Background:

In the latest revision of WHO classification (2017) the new category `myeloid neoplasms with germline predisposition´ was introduced. Pathogenic germline (GL) mutations predisposing to hereditary hematological malignancies (HHMs) have been described in various genes and have largely been identified in families, but may also occur sporadically (Godley, Blood Adv 2019; Rio-Machin et al., Nat Commun 2020). It is estimated that 4-9% of adults with myeloid malignancies have GL predisposition and it is discussed that HHMs could even be more common (Sung and Babushok, Blood 2020). Here, we performed a screening for putative GL variants in the predisposition genes DDX41, ETV6 and GATA2 in a large cohort of 1,228 patients with sporadic AML or MDS.

Aim:

To determine the frequency of genetic variants in the predisposition genes DDX41, ETV6 and GATA2 in patients with AML or MDS and to characterize the mutational patterns in patients carrying putative GL variants in these genes.

Patients and Methods:

Between 02/2019 and 01/2020 a total of 1,228 patients were diagnosed with AML or MDS by cytomorphological analysis (475 de novo AML, 647 MDS, 60 s-AML from MDS, 46 MDS/AML; M: 753, F: 475; median age: 74 [20-96]) and analyzed by next-generation sequencing for DDX41, ETV6, GATA2 and additional genes associated with AML or MDS (Figure 1). DNA was isolated from bone marrow or peripheral blood; sequencing was performed on NovaSeq after NextFlex library preparation (Illumina, ILMN, San Diego, CA) and hybrid capture according to manufacturer's protocol (IDT Inc. Coralville, IA). Data was analyzed with Pisces and Pindel (for FLT3-ITD) (available via BaseSpace, ILMN) using a minimum of 3% sensitivity. All changes except for synonymous mutations and known polymorphisms were declared as genetic variants.

Results:

We identified 73/1,228 patients (5.9%) with genetic variants in DDX41, 28 (2.3%) with variants in ETV6 and 50 (4.1%) with variants in GATA2. Aiming to estimate the proportion of patients carrying a putative GL variant, a variant allele frequency (VAF) higher than 0.3 was considered to be presumptive of a GL origin.
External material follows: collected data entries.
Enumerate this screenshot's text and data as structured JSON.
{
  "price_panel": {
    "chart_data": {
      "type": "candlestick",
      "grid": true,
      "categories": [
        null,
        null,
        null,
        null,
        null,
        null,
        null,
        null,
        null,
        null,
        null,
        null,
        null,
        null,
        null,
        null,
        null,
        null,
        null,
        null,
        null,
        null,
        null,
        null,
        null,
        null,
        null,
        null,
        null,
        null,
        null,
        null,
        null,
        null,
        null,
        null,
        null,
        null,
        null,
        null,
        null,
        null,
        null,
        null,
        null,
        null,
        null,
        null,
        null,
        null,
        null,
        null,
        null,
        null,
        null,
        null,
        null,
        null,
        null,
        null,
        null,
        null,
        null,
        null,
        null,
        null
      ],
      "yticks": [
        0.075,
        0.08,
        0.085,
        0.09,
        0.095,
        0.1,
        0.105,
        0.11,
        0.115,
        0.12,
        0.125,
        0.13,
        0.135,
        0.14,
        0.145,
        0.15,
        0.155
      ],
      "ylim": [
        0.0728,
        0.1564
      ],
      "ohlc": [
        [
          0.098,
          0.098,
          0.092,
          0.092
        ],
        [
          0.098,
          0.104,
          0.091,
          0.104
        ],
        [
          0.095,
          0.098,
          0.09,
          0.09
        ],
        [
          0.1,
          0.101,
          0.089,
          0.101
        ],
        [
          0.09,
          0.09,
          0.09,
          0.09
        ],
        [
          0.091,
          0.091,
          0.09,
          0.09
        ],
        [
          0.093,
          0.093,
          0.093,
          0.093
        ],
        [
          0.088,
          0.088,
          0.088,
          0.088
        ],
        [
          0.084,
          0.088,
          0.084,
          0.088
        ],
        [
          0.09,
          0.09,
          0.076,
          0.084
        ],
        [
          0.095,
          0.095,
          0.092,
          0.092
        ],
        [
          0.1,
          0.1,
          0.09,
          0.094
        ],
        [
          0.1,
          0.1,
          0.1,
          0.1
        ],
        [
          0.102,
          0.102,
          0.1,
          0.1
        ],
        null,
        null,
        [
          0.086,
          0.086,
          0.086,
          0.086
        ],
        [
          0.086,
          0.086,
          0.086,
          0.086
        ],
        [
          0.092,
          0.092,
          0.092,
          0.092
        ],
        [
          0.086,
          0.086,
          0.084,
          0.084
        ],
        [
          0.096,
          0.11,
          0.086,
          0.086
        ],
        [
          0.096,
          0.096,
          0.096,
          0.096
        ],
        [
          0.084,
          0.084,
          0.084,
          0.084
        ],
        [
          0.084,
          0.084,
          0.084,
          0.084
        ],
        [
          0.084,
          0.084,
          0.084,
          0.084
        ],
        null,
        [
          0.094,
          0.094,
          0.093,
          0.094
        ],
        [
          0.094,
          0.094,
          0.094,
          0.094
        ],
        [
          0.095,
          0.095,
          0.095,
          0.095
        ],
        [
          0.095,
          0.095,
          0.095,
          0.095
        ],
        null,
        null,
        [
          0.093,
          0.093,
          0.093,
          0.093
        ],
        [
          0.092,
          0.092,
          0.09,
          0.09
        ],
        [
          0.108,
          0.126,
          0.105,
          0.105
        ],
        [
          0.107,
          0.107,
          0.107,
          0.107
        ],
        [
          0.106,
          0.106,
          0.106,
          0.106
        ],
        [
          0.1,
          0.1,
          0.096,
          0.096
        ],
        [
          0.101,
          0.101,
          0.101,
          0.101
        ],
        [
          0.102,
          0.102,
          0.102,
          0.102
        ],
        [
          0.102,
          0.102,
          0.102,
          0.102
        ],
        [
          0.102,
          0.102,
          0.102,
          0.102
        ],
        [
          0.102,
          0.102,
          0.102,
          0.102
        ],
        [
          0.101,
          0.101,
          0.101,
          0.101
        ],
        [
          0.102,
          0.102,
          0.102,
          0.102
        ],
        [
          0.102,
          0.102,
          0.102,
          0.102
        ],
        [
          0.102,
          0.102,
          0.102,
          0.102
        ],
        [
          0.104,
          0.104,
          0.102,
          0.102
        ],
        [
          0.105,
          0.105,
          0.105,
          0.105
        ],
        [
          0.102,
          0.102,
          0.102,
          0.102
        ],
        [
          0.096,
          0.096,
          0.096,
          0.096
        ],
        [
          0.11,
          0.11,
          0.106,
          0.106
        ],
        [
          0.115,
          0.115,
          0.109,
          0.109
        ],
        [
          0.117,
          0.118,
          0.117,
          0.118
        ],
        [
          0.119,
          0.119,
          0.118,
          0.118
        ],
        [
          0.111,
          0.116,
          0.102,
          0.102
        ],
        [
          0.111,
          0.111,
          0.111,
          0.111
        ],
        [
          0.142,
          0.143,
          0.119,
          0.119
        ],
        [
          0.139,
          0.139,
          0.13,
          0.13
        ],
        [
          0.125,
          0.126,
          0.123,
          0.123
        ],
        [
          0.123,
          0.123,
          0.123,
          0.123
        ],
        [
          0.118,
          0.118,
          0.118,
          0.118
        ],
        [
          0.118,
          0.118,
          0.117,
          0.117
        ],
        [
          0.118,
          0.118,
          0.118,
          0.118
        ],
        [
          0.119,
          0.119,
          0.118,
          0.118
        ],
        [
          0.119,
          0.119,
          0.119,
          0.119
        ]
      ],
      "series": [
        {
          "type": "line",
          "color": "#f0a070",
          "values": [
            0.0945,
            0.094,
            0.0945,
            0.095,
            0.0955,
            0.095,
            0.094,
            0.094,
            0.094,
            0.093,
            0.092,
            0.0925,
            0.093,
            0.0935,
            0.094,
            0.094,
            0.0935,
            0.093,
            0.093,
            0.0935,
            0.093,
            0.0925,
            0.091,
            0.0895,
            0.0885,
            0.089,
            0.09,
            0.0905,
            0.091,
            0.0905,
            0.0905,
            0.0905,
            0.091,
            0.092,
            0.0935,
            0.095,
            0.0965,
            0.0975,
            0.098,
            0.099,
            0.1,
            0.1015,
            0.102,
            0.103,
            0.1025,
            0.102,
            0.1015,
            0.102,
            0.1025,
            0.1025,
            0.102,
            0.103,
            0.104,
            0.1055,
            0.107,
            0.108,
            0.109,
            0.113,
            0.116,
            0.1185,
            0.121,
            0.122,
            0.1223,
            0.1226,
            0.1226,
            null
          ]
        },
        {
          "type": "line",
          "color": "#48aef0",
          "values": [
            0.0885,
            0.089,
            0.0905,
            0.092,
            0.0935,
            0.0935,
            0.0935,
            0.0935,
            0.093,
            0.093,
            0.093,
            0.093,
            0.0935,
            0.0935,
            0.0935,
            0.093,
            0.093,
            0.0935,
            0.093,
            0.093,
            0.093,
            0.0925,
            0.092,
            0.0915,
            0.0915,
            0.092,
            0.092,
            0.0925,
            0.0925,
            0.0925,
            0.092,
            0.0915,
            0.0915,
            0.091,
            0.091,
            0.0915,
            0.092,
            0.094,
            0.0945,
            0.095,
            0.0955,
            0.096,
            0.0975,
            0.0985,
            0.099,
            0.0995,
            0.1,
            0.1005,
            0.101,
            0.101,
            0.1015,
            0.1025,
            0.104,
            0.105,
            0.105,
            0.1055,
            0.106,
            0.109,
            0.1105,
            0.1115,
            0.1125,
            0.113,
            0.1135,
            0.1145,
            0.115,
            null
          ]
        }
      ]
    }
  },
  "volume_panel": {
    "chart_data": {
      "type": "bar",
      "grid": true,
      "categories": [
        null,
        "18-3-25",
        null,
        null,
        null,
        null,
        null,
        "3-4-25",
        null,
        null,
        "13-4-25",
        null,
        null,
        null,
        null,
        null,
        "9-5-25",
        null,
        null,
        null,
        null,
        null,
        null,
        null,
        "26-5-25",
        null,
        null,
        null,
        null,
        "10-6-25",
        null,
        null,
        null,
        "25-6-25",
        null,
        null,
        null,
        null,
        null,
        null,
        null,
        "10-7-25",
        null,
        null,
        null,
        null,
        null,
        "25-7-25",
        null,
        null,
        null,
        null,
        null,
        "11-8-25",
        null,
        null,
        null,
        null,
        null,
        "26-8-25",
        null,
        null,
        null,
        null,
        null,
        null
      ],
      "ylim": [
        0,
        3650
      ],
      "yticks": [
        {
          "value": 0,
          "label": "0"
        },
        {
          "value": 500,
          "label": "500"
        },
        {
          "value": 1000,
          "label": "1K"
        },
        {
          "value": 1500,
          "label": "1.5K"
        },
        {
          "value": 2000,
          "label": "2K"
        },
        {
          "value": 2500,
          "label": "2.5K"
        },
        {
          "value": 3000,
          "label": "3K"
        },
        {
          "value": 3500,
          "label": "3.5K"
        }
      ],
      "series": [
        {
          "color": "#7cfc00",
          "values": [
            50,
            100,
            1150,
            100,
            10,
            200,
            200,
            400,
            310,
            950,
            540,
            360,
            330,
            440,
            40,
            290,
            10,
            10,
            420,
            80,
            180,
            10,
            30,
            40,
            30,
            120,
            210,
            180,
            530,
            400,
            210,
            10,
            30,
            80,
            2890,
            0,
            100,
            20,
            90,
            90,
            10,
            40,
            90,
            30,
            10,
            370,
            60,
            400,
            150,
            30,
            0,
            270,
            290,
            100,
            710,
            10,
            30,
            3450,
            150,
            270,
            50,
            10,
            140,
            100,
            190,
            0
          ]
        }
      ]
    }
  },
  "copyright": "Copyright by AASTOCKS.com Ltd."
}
We identified 64/1,228 patients (5.2%) with a putative GL variant in DDX41. 37/64 patients harbored DDX41 variants that were previously described as causal GL variants, like for example p.M1I (12/37) or p.D140fs (4/37), and consistent with other studies 43/64 (67.2%) had an additional DDX41 mutation with a lower VAF (<0.3) suggesting somatic acquisition of the second mutation (27/43: p.R525H) (Sébert et al., Blood 2019). 13/1,228 patients (1.1%) were found to have a putative GL variant in ETV6. Two of them carried a p.R353Q mutation which was recently presumed to be a rare GL variant contributing to myeloid malignancy susceptibility (Li et al., Leukemia 2020). 26/1,228 patients (2.1%) carried a putative GL variant in GATA2, including the already in the context of HHMs described mutation p.P41A (3/26) (Holme et al., Br J Haematol 2012).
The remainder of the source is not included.